Funny thing about transmissions, it’s difficult to notice the difference between a well-sorted five-speed autobox and a six-speed unit. The five-speed automatic in the Frontier shifted smoothly, kicking down to select a lower gear quickly when called upon and moving up through its gears without commotion as speeds increased. It basically goes about its duty without issue with the big V6 following suit, punching out solid power when needed, making a wonderful snarly exhaust note when revs climb, but otherwise comfortably loping along in its highest gear to save fuel, which is rated at 15.8 L/100km in the city, 11.5 on the highway and 13.9 combined as tested, with its best-possible efficiency of 13.6 city, 10.7 highway and 12.3 combined coming from the four-cylinder with its most basic five-speed manual gearbox.
How does that compare to its peers? Both engines are thirstier than all of the mid-size trucks mentioned above, but just nominally.
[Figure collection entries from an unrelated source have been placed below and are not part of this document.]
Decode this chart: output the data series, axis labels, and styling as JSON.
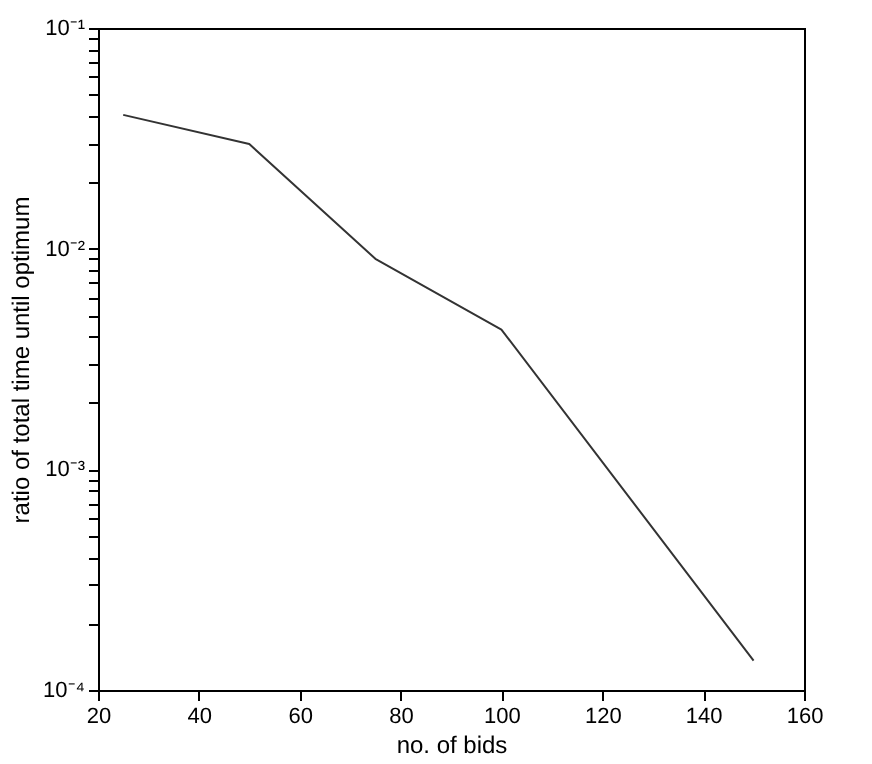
{
  "chart_data": {
    "type": "line",
    "xlabel": "no. of bids",
    "ylabel": "ratio of total time until optimum",
    "log": "y",
    "grid": false,
    "marker": "none",
    "line_style": "solid",
    "x": [
      25,
      50,
      75,
      100,
      150
    ],
    "series": [
      {
        "color": "#333333",
        "values": [
          0.0404,
          0.0298,
          0.009,
          0.0043,
          0.000136
        ]
      }
    ],
    "xlim": [
      20,
      160
    ],
    "xticks": [
      20,
      40,
      60,
      80,
      100,
      120,
      140,
      160
    ],
    "ylim": [
      0.0001,
      0.1
    ],
    "yticks": [
      {
        "value": 0.0001,
        "label": "10⁻⁴"
      },
      {
        "value": 0.0002,
        "label": null
      },
      {
        "value": 0.0003,
        "label": null
      },
      {
        "value": 0.0004,
        "label": null
      },
      {
        "value": 0.0005,
        "label": null
      },
      {
        "value": 0.0006,
        "label": null
      },
      {
        "value": 0.0007,
        "label": null
      },
      {
        "value": 0.0008,
        "label": null
      },
      {
        "value": 0.0009,
        "label": null
      },
      {
        "value": 0.001,
        "label": "10⁻³"
      },
      {
        "value": 0.002,
        "label": null
      },
      {
        "value": 0.003,
        "label": null
      },
      {
        "value": 0.004,
        "label": null
      },
      {
        "value": 0.005,
        "label": null
      },
      {
        "value": 0.006,
        "label": null
      },
      {
        "value": 0.007,
        "label": null
      },
      {
        "value": 0.008,
        "label": null
      },
      {
        "value": 0.009,
        "label": null
      },
      {
        "value": 0.01,
        "label": "10⁻²"
      },
      {
        "value": 0.02,
        "label": null
      },
      {
        "value": 0.03,
        "label": null
      },
      {
        "value": 0.04,
        "label": null
      },
      {
        "value": 0.05,
        "label": null
      },
      {
        "value": 0.06,
        "label": null
      },
      {
        "value": 0.07,
        "label": null
      },
      {
        "value": 0.08,
        "label": null
      },
      {
        "value": 0.09,
        "label": null
      },
      {
        "value": 0.1,
        "label": "10⁻¹"
      }
    ]
  }
}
In other words, the amount of fuel the Toyota and Honda save will never make up for the initial savings provided by this Nissan, while the thriftiness allowed by the similarly priced base GM trucks inch them ahead in this respect.
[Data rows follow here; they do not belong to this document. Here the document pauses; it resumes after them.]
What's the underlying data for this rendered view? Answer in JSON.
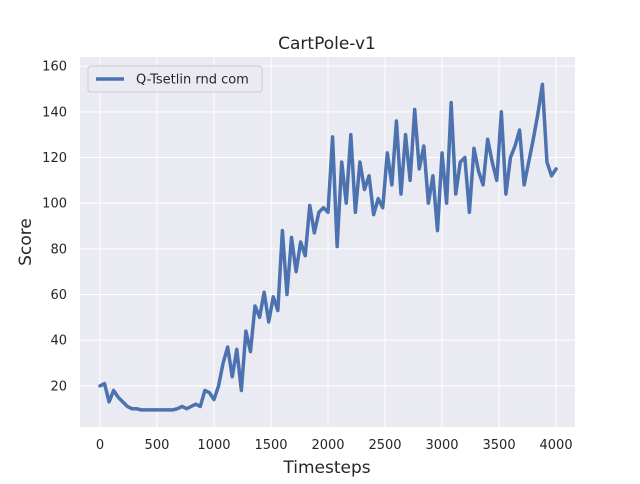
{
  "chart_data": {
    "type": "line",
    "title": "CartPole-v1",
    "x_label": "Timesteps",
    "y_label": "Score",
    "x": [
      0,
      40,
      80,
      120,
      160,
      200,
      240,
      280,
      320,
      360,
      400,
      440,
      480,
      520,
      560,
      600,
      640,
      680,
      720,
      760,
      800,
      840,
      880,
      920,
      960,
      1000,
      1040,
      1080,
      1120,
      1160,
      1200,
      1240,
      1280,
      1320,
      1360,
      1400,
      1440,
      1480,
      1520,
      1560,
      1600,
      1640,
      1680,
      1720,
      1760,
      1800,
      1840,
      1880,
      1920,
      1960,
      2000,
      2040,
      2080,
      2120,
      2160,
      2200,
      2240,
      2280,
      2320,
      2360,
      2400,
      2440,
      2480,
      2520,
      2560,
      2600,
      2640,
      2680,
      2720,
      2760,
      2800,
      2840,
      2880,
      2920,
      2960,
      3000,
      3040,
      3080,
      3120,
      3160,
      3200,
      3240,
      3280,
      3320,
      3360,
      3400,
      3440,
      3480,
      3520,
      3560,
      3600,
      3640,
      3680,
      3720,
      3760,
      3800,
      3840,
      3880,
      3920,
      3960,
      4000
    ],
    "series": [
      {
        "name": "Q-Tsetlin rnd com",
        "color": "#4c72b0",
        "values": [
          20,
          21,
          13,
          18,
          15,
          13,
          11,
          10,
          10,
          9.5,
          9.5,
          9.5,
          9.5,
          9.5,
          9.5,
          9.5,
          9.5,
          10,
          11,
          10,
          11,
          12,
          11,
          18,
          17,
          14,
          20,
          30,
          37,
          24,
          36,
          18,
          44,
          35,
          55,
          50,
          61,
          48,
          59,
          53,
          88,
          60,
          85,
          70,
          83,
          77,
          99,
          87,
          96,
          98,
          96,
          129,
          81,
          118,
          100,
          130,
          96,
          118,
          106,
          112,
          95,
          102,
          98,
          122,
          108,
          136,
          104,
          130,
          110,
          141,
          115,
          125,
          100,
          112,
          88,
          122,
          100,
          144,
          104,
          118,
          120,
          96,
          124,
          114,
          108,
          128,
          118,
          110,
          140,
          104,
          120,
          125,
          132,
          108,
          118,
          128,
          139,
          152,
          118,
          112,
          115
        ]
      }
    ],
    "xlim": [
      -175,
      4166
    ],
    "ylim": [
      2,
      164
    ],
    "xticks": [
      0,
      500,
      1000,
      1500,
      2000,
      2500,
      3000,
      3500,
      4000
    ],
    "yticks": [
      20,
      40,
      60,
      80,
      100,
      120,
      140,
      160
    ],
    "grid": true,
    "legend": "upper-left"
  }
}
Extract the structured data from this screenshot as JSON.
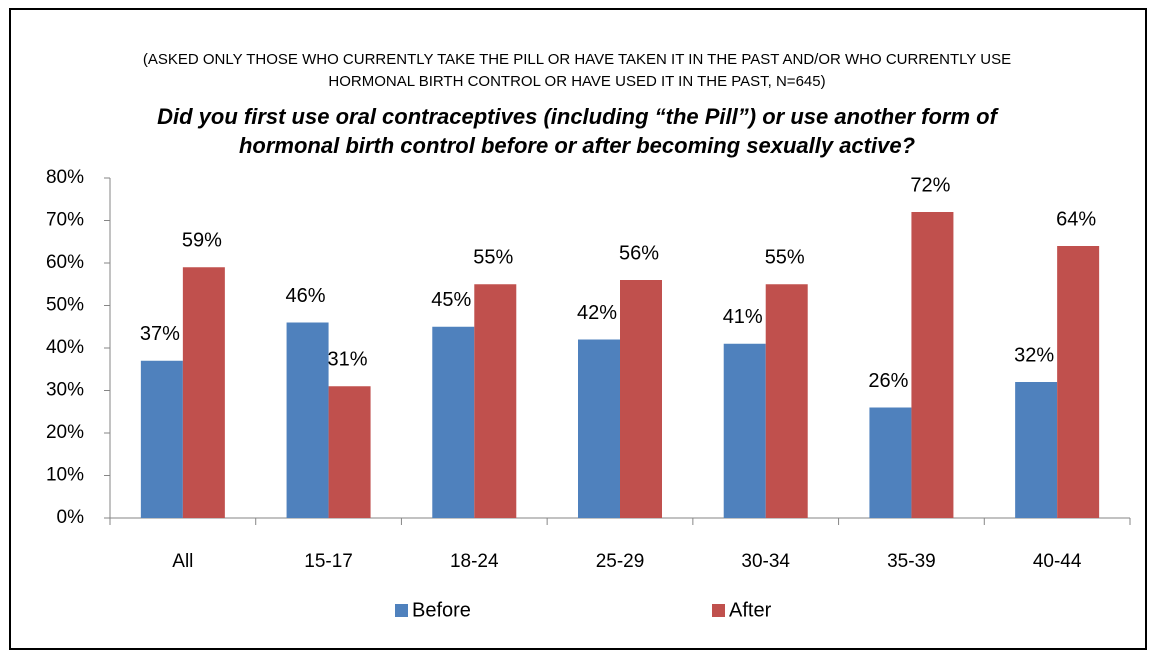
{
  "chart_data": {
    "type": "bar",
    "subtitle": [
      "(ASKED ONLY THOSE WHO CURRENTLY TAKE THE PILL OR HAVE TAKEN IT IN THE PAST AND/OR WHO CURRENTLY USE",
      "HORMONAL BIRTH CONTROL OR HAVE USED IT IN THE PAST, N=645)"
    ],
    "title": [
      "Did you first use oral contraceptives (including “the Pill”) or use another form of",
      "hormonal birth control before or after becoming sexually active?"
    ],
    "categories": [
      "All",
      "15-17",
      "18-24",
      "25-29",
      "30-34",
      "35-39",
      "40-44"
    ],
    "series": [
      {
        "name": "Before",
        "color": "#4f81bd",
        "values": [
          37,
          46,
          45,
          42,
          41,
          26,
          32
        ],
        "value_labels": [
          "37%",
          "46%",
          "45%",
          "42%",
          "41%",
          "26%",
          "32%"
        ]
      },
      {
        "name": "After",
        "color": "#c0504d",
        "values": [
          59,
          31,
          55,
          56,
          55,
          72,
          64
        ],
        "value_labels": [
          "59%",
          "31%",
          "55%",
          "56%",
          "55%",
          "72%",
          "64%"
        ]
      }
    ],
    "ylim": [
      0,
      80
    ],
    "yticks": [
      {
        "value": 0,
        "label": "0%"
      },
      {
        "value": 10,
        "label": "10%"
      },
      {
        "value": 20,
        "label": "20%"
      },
      {
        "value": 30,
        "label": "30%"
      },
      {
        "value": 40,
        "label": "40%"
      },
      {
        "value": 50,
        "label": "50%"
      },
      {
        "value": 60,
        "label": "60%"
      },
      {
        "value": 70,
        "label": "70%"
      },
      {
        "value": 80,
        "label": "80%"
      }
    ],
    "grid": false,
    "legend": "bottom"
  }
}
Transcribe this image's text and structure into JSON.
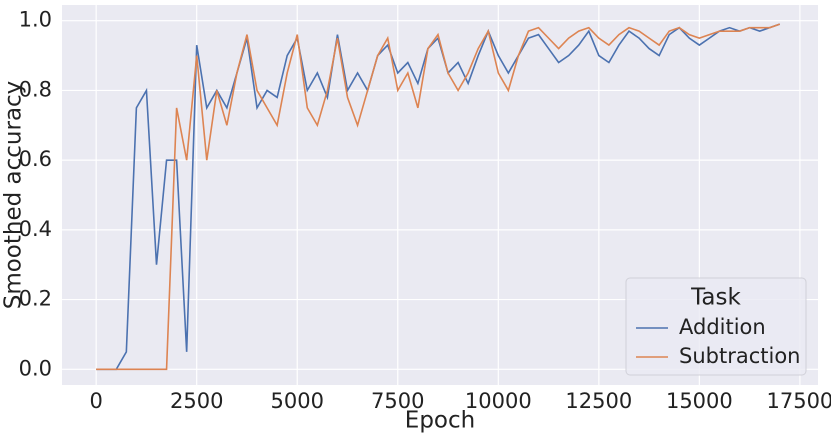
{
  "chart_data": {
    "type": "line",
    "x_label": "Epoch",
    "y_label": "Smoothed accuracy",
    "x": [
      0,
      250,
      500,
      750,
      1000,
      1250,
      1500,
      1750,
      2000,
      2250,
      2500,
      2750,
      3000,
      3250,
      3500,
      3750,
      4000,
      4250,
      4500,
      4750,
      5000,
      5250,
      5500,
      5750,
      6000,
      6250,
      6500,
      6750,
      7000,
      7250,
      7500,
      7750,
      8000,
      8250,
      8500,
      8750,
      9000,
      9250,
      9500,
      9750,
      10000,
      10250,
      10500,
      10750,
      11000,
      11250,
      11500,
      11750,
      12000,
      12250,
      12500,
      12750,
      13000,
      13250,
      13500,
      13750,
      14000,
      14250,
      14500,
      14750,
      15000,
      15250,
      15500,
      15750,
      16000,
      16250,
      16500,
      16750,
      17000
    ],
    "series": [
      {
        "name": "Addition",
        "color": "#4c72b0",
        "values": [
          0,
          0,
          0,
          0.05,
          0.75,
          0.8,
          0.3,
          0.6,
          0.6,
          0.05,
          0.93,
          0.75,
          0.8,
          0.75,
          0.85,
          0.95,
          0.75,
          0.8,
          0.78,
          0.9,
          0.95,
          0.8,
          0.85,
          0.78,
          0.96,
          0.8,
          0.85,
          0.8,
          0.9,
          0.93,
          0.85,
          0.88,
          0.82,
          0.92,
          0.95,
          0.85,
          0.88,
          0.82,
          0.9,
          0.97,
          0.9,
          0.85,
          0.9,
          0.95,
          0.96,
          0.92,
          0.88,
          0.9,
          0.93,
          0.97,
          0.9,
          0.88,
          0.93,
          0.97,
          0.95,
          0.92,
          0.9,
          0.96,
          0.98,
          0.95,
          0.93,
          0.95,
          0.97,
          0.98,
          0.97,
          0.98,
          0.97,
          0.98,
          0.99
        ]
      },
      {
        "name": "Subtraction",
        "color": "#dd8452",
        "values": [
          0,
          0,
          0,
          0,
          0,
          0,
          0,
          0,
          0.75,
          0.6,
          0.9,
          0.6,
          0.8,
          0.7,
          0.85,
          0.96,
          0.8,
          0.75,
          0.7,
          0.85,
          0.96,
          0.75,
          0.7,
          0.8,
          0.95,
          0.78,
          0.7,
          0.8,
          0.9,
          0.95,
          0.8,
          0.85,
          0.75,
          0.92,
          0.96,
          0.85,
          0.8,
          0.85,
          0.92,
          0.97,
          0.85,
          0.8,
          0.9,
          0.97,
          0.98,
          0.95,
          0.92,
          0.95,
          0.97,
          0.98,
          0.95,
          0.93,
          0.96,
          0.98,
          0.97,
          0.95,
          0.93,
          0.97,
          0.98,
          0.96,
          0.95,
          0.96,
          0.97,
          0.97,
          0.97,
          0.98,
          0.98,
          0.98,
          0.99
        ]
      }
    ],
    "xlim": [
      -850,
      17950
    ],
    "xticks": [
      0,
      2500,
      5000,
      7500,
      10000,
      12500,
      15000,
      17500
    ],
    "ylim": [
      -0.045,
      1.045
    ],
    "yticks": [
      {
        "value": 0,
        "label": "0.0"
      },
      0.2,
      0.4,
      0.6,
      0.8,
      {
        "value": 1,
        "label": "1.0"
      }
    ],
    "grid": true,
    "legend_title": "Task",
    "legend_position": "lower right"
  }
}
Along with the V6 model’s strong straight-line performance, the Frontier also delivers a decent ride. Of course, generous suspension travel helps ease its way over bumps and through ruts or whatever else gets in its way, but lets not forget it’s a pretty beefy little truck with rugged off-road capability so we can’t expect it to be high on the pampering scale. This said it tooled around town well, was quite smooth on the highway thanks in part to a long wheelbase, and took to reasonably paced corners with fairly confident poise.
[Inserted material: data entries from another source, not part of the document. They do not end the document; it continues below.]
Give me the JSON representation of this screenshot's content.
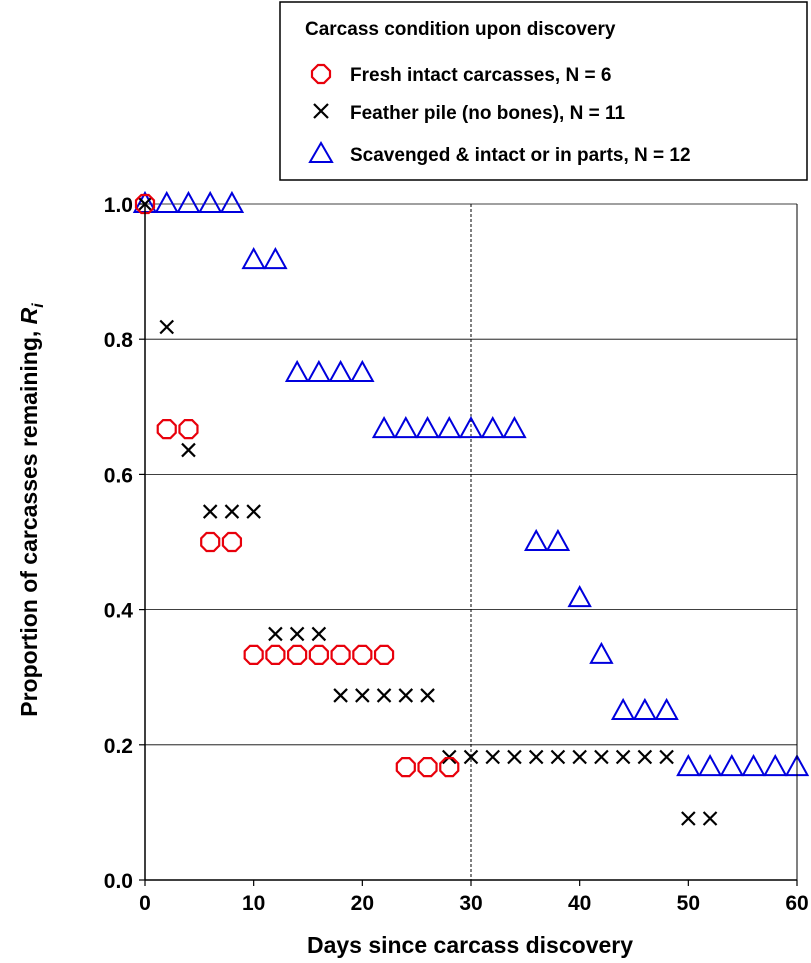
{
  "chart_data": {
    "type": "scatter",
    "legend": {
      "title": "Carcass condition upon discovery",
      "placement": "top-right"
    },
    "xlabel": "Days since carcass discovery",
    "ylabel_main": "Proportion of carcasses remaining, ",
    "ylabel_italic": "R",
    "ylabel_sub": "i",
    "xlim": [
      0,
      60
    ],
    "ylim": [
      0,
      1
    ],
    "xticks": [
      "0",
      "10",
      "20",
      "30",
      "40",
      "50",
      "60"
    ],
    "yticks": [
      "0.0",
      "0.2",
      "0.4",
      "0.6",
      "0.8",
      "1.0"
    ],
    "grid": "horizontal",
    "reference_line_x": 30,
    "series": [
      {
        "name": "Fresh intact carcasses, N = 6",
        "marker": "circle",
        "color": "#e8000b",
        "x": [
          0,
          2,
          4,
          6,
          8,
          10,
          12,
          14,
          16,
          18,
          20,
          22,
          24,
          26,
          28
        ],
        "y": [
          1.0,
          0.667,
          0.667,
          0.5,
          0.5,
          0.333,
          0.333,
          0.333,
          0.333,
          0.333,
          0.333,
          0.333,
          0.167,
          0.167,
          0.167
        ]
      },
      {
        "name": "Feather pile (no bones), N = 11",
        "marker": "cross",
        "color": "#000000",
        "x": [
          0,
          2,
          4,
          6,
          8,
          10,
          12,
          14,
          16,
          18,
          20,
          22,
          24,
          26,
          28,
          30,
          32,
          34,
          36,
          38,
          40,
          42,
          44,
          46,
          48,
          50,
          52
        ],
        "y": [
          1.0,
          0.818,
          0.636,
          0.545,
          0.545,
          0.545,
          0.364,
          0.364,
          0.364,
          0.273,
          0.273,
          0.273,
          0.273,
          0.273,
          0.182,
          0.182,
          0.182,
          0.182,
          0.182,
          0.182,
          0.182,
          0.182,
          0.182,
          0.182,
          0.182,
          0.091,
          0.091
        ]
      },
      {
        "name": "Scavenged & intact or in parts, N = 12",
        "marker": "triangle",
        "color": "#0000dd",
        "x": [
          0,
          2,
          4,
          6,
          8,
          10,
          12,
          14,
          16,
          18,
          20,
          22,
          24,
          26,
          28,
          30,
          32,
          34,
          36,
          38,
          40,
          42,
          44,
          46,
          48,
          50,
          52,
          54,
          56,
          58,
          60
        ],
        "y": [
          1.0,
          1.0,
          1.0,
          1.0,
          1.0,
          0.917,
          0.917,
          0.75,
          0.75,
          0.75,
          0.75,
          0.667,
          0.667,
          0.667,
          0.667,
          0.667,
          0.667,
          0.667,
          0.5,
          0.5,
          0.417,
          0.333,
          0.25,
          0.25,
          0.25,
          0.167,
          0.167,
          0.167,
          0.167,
          0.167,
          0.167
        ]
      }
    ]
  }
}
I mentioned a moment ago that the driver’s seat was comfortable, but neglected to comment on the rear row. When the seat in front was set up for my unusually long-legged five-foot-eight height, I had about three inches left over ahead of my knees in behind, plus about four inches over my head, while it was a bit tight from side-to-side. There’s no flip-down centre armrest in this trim, this reserved for top-line SL buyers, but a set of cupholders can be folded out from the backside of the front console, while the 60/40-split seat cushions can be flipped up and out of the way in order to reveal some useful cargo storage bins underneath, although something more akin to the full-size Titan’s optional rear flat load floor would be better, as its bins feature retractable lids that transform into large, flat, carpeted loading areas when the need to keep smaller cargo safe and dry comes into play.
As noted earlier, the newer GM trucks provide better bed access when the tailgate is lowered thanks to more innovative rear bumpers with integrated corner steps, but others make retractable steps available that work just as well, or these can be ordered from an aftermarket parts supplier. When up on the bed, the spray-on bed liner was amongst the grippiest I’ve ever experienced, which aids safety yet makes it challenging to clean. My broom wasn’t able to get all of the fallen twigs and dried leaves from under the tracks of the cargo system either, so I’d recommend you purchase a power washer for such situations. Take note the base Frontier can manage payloads of 404 kilograms (890 lbs) while upper trims are capable of 652 kg (1,440 lbs), making it a capable hauler for work and play, even if it does come up a bit short on creature comforts and convenience items.
Of course, any lack of features in the current Frontier will be remedied when its modernized replacement arrives, but for Nissan’s retailers that couldn’t come soon enough. After all, Nissan should sell more mid-size pickups than full-size, this being the usual state of affairs for an import brand, but with a recently renewed Titan in its lineup, filled with plenty of body styles, engine choices, trim levels and design options, not to mention thoroughly up-to-date electronics, it currently has the lead.